The story behind the coin
In 1996, Atlanta hosted the Summer Olympics. It was not just any Games — it marked 100 years since the modern Olympics were reborn in Athens in 1896. The United States wanted a coin worthy of the centennial. Congress delivered something far bigger: an entire program of them.
The 1996 Atlanta Centennial Olympic Games Commemorative Coin Act (Public Law 102-390, signed October 6, 1992) authorized a sweeping run of commemoratives spread across 1995 and 1996 — half dollars, silver dollars, and $5 gold pieces, sixteen designs in all. The little gold Torch Runner, struck in 1995 at the West Point Mint, was one of them.

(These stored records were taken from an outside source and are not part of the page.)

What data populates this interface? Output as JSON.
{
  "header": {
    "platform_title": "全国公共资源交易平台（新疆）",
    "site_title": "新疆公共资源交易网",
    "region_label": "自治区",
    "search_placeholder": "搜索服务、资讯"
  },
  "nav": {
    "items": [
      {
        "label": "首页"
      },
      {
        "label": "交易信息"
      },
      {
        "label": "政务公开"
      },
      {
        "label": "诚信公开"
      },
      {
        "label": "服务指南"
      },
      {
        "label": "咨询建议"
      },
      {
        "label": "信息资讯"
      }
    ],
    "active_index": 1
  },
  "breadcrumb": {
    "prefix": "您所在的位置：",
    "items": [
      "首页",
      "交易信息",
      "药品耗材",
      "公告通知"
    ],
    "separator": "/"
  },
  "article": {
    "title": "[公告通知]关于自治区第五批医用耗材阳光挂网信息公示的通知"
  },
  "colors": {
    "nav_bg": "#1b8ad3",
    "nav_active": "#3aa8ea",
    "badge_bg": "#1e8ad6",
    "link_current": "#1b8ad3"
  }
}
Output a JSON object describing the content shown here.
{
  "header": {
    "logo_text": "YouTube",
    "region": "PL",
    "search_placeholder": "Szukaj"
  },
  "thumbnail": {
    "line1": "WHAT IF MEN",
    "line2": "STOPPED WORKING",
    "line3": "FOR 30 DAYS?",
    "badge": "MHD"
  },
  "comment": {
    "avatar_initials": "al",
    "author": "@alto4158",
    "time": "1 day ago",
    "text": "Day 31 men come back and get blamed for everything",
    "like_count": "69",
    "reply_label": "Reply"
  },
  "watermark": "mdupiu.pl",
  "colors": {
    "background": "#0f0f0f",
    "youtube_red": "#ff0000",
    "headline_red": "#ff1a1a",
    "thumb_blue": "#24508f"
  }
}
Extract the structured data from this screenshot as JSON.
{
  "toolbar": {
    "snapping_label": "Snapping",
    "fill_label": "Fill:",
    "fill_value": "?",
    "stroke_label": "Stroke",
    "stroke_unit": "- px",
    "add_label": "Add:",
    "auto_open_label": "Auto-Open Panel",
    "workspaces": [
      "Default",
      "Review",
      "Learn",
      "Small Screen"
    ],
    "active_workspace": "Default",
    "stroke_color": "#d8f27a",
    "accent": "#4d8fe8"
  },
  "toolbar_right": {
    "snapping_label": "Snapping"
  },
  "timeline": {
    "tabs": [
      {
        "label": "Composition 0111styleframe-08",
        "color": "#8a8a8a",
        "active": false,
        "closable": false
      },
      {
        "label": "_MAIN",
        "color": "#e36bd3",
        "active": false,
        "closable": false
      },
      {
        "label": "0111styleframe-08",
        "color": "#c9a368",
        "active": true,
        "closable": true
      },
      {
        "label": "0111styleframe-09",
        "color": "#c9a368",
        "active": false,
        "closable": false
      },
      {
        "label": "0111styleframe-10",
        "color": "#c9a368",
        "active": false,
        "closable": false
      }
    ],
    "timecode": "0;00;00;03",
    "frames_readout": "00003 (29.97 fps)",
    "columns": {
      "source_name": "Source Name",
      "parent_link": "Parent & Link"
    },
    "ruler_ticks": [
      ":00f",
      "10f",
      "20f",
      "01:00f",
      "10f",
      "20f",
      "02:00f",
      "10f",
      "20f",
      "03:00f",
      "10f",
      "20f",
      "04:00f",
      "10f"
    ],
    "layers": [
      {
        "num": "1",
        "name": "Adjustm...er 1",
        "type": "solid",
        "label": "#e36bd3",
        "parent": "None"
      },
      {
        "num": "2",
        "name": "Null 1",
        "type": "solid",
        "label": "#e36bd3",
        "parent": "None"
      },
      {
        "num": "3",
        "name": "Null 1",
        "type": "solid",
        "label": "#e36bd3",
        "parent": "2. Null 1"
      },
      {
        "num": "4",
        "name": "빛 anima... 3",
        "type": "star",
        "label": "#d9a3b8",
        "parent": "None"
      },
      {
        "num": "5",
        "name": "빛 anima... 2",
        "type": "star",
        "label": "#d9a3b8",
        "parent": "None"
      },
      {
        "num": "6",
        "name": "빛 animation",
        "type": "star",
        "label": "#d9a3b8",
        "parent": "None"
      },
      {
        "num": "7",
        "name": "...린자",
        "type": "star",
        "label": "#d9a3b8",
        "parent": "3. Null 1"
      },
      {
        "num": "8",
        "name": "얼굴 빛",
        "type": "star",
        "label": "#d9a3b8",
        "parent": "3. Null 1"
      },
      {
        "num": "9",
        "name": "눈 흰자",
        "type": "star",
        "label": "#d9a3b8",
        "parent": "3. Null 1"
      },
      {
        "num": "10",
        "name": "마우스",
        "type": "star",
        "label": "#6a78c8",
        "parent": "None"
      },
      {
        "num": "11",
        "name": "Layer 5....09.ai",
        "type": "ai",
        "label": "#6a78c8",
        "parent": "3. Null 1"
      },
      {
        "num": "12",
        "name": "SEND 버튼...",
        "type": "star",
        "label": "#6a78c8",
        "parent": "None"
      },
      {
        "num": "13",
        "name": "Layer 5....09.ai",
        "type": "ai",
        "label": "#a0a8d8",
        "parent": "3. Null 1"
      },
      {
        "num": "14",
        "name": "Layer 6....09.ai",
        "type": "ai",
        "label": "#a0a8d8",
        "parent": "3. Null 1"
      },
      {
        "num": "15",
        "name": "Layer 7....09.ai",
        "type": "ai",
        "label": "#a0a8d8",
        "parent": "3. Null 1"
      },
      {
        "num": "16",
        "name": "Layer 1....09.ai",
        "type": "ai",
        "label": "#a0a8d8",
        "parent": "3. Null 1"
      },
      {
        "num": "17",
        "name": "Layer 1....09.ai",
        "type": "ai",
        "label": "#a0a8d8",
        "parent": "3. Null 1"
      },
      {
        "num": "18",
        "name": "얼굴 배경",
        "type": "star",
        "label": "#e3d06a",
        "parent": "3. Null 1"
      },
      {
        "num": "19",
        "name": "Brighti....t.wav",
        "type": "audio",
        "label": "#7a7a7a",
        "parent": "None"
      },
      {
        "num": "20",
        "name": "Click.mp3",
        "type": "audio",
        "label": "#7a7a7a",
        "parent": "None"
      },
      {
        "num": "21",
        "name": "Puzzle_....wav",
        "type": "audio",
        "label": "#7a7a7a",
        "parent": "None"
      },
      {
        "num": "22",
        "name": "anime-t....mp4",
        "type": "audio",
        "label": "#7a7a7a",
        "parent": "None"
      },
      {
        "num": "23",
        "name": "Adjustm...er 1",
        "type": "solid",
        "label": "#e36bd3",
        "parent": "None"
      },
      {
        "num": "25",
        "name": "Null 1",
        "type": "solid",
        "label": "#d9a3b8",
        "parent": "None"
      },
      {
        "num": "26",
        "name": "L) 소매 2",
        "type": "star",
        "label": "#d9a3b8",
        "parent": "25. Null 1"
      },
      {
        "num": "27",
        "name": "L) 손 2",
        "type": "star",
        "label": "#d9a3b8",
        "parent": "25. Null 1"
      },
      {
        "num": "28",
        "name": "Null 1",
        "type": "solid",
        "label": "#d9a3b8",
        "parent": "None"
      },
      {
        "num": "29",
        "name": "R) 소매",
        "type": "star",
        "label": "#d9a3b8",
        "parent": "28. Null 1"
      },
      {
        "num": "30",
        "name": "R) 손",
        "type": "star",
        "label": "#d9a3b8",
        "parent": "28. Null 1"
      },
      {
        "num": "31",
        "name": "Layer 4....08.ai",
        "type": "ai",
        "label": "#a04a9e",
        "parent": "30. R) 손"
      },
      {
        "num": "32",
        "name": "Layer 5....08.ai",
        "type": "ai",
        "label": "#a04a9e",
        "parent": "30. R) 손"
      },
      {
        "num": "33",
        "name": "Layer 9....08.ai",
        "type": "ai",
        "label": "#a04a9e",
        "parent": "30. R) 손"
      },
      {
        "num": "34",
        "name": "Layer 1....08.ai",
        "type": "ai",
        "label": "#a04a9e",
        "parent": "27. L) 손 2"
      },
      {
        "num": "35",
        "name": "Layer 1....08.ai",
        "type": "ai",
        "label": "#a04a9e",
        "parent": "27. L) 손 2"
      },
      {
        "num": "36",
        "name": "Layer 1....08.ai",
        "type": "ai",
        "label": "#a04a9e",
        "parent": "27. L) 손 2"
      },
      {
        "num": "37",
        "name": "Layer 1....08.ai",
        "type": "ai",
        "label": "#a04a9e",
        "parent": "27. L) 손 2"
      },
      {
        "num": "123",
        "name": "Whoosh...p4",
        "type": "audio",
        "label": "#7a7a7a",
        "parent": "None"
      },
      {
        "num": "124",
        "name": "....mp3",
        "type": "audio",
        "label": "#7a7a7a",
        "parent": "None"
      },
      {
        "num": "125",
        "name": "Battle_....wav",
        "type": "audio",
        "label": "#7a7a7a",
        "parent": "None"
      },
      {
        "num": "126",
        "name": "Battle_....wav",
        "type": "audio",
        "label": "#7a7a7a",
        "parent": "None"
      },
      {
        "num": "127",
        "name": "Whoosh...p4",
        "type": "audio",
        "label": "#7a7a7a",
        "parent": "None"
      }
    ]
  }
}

Here is the twist. The program was a commercial flop. Collectors were swamped — too many coins, too many designs, in too short a time. The Mint produced roughly 4.1 million Olympic coins and was left holding about 1.8 million unsold, a shortfall serious enough that the Government Accountability Office later combed through the program's losses. By the time the dust settled, the gold coins had some of the lowest mintages of any modern U.S. gold commemorative — not by design, but because buyers simply didn't come.
That is the quiet irony of the Torch Runner. A coin meant to mark a triumphant, sold-out Games became valuable precisely because the coin didn't sell.